Вырядив Гриця, она положила в продолговатую рынку поросенка и курицу, смазала их маслом и поставила тоже в печь, а сама умылась и начала уже по– праздничному одеваться… Да и было пора: солнце, обойдя большую половину неба, начало уже клониться к закату.
Анна Павловна была дочерью зажиточной дворянской семьи, принадлежавшей к старым малорусским родам Свичек; родители ее необычайно кичились своей фамилией.
Анеточка родилась в начале пятидесятых годов, чрез пять лет после появления на свет божий первородного братца ее Пьера, и закончила собой продолжение славного рода. Первые годы ее прошли в родном селе Жовнине, в просторных, светлых комнатах старинного помещичьего дома, под тенистыми липами роскошного парка, на золотом песке игривой речки Сулы.

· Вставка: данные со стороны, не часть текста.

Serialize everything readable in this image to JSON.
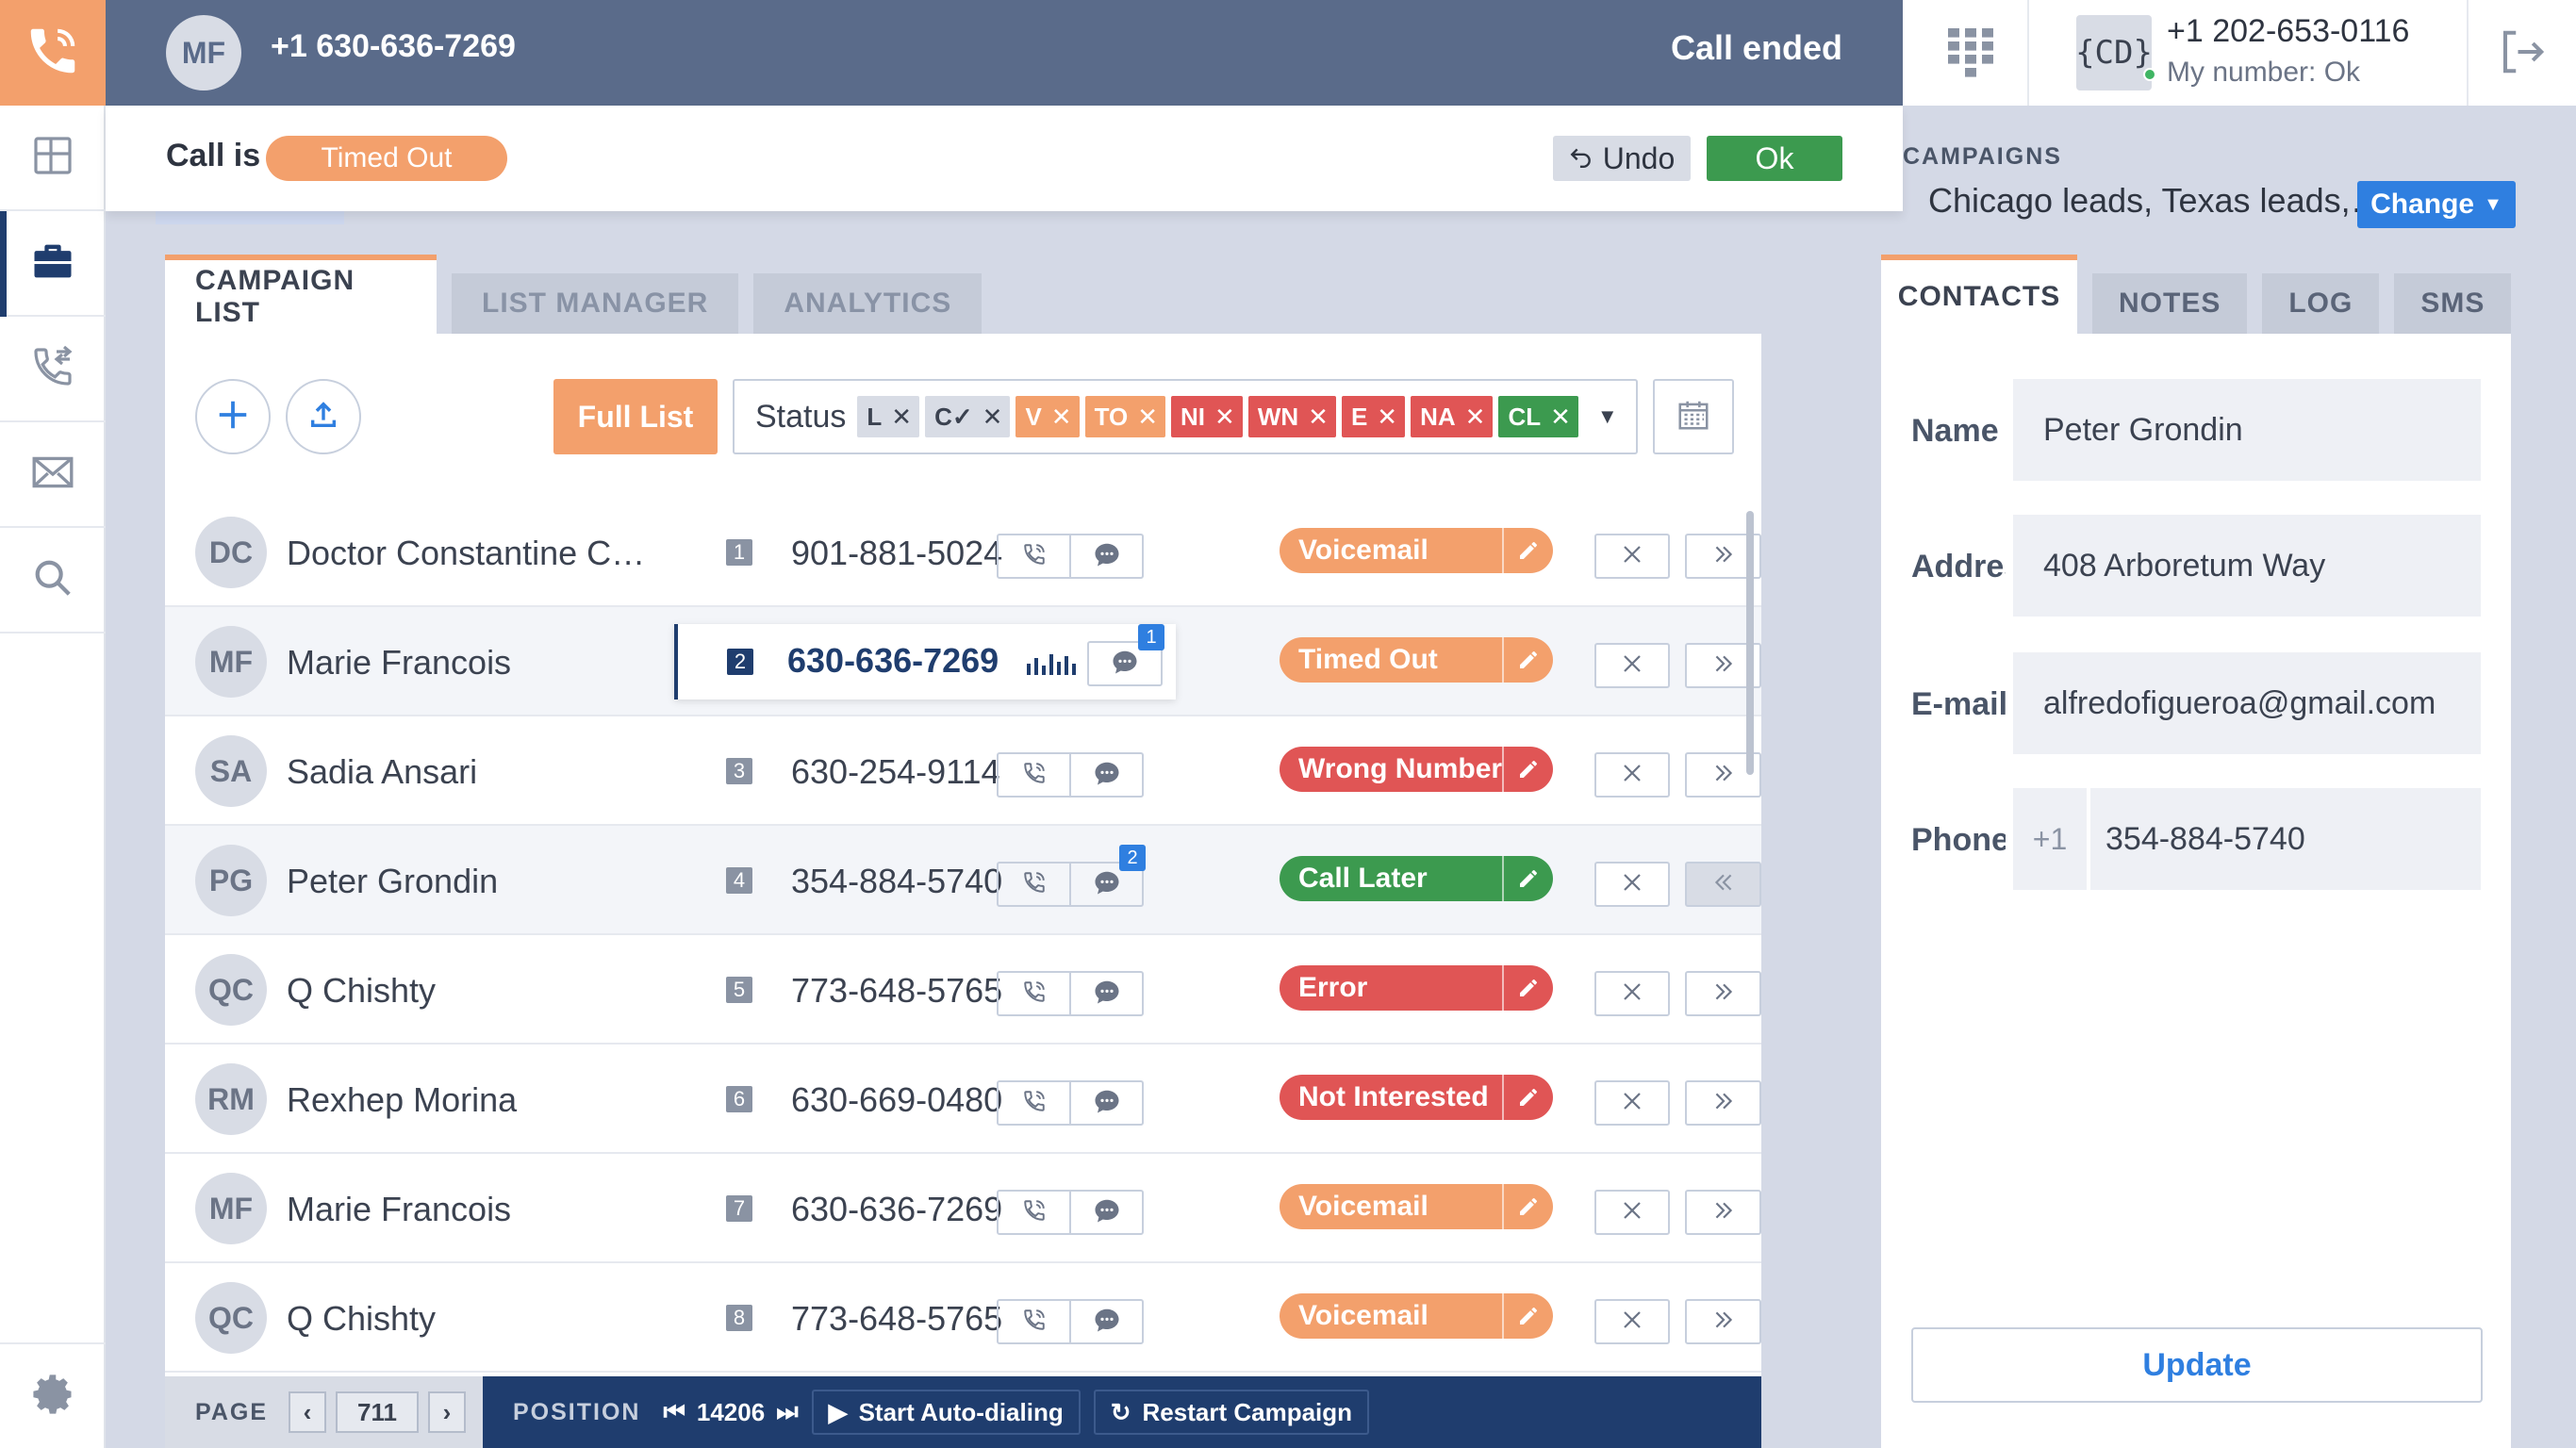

Нежная заботливость и ласки родителей, – особенно отца, – любовь всех окружающих, улыбающийся рассвет ее дней – все это клало на ее детскую душу светлые блики и наполняло головку радужными мечтами.
Когда Анета со своей maman, институткой Смольного монастыря Катериной Степановной, прошла и поглотила всю мудрость из "Education Maternélle"[9], то для восполнения образования дворянской дочери была приглашена гувернантка с музыкой m-lle Adéle.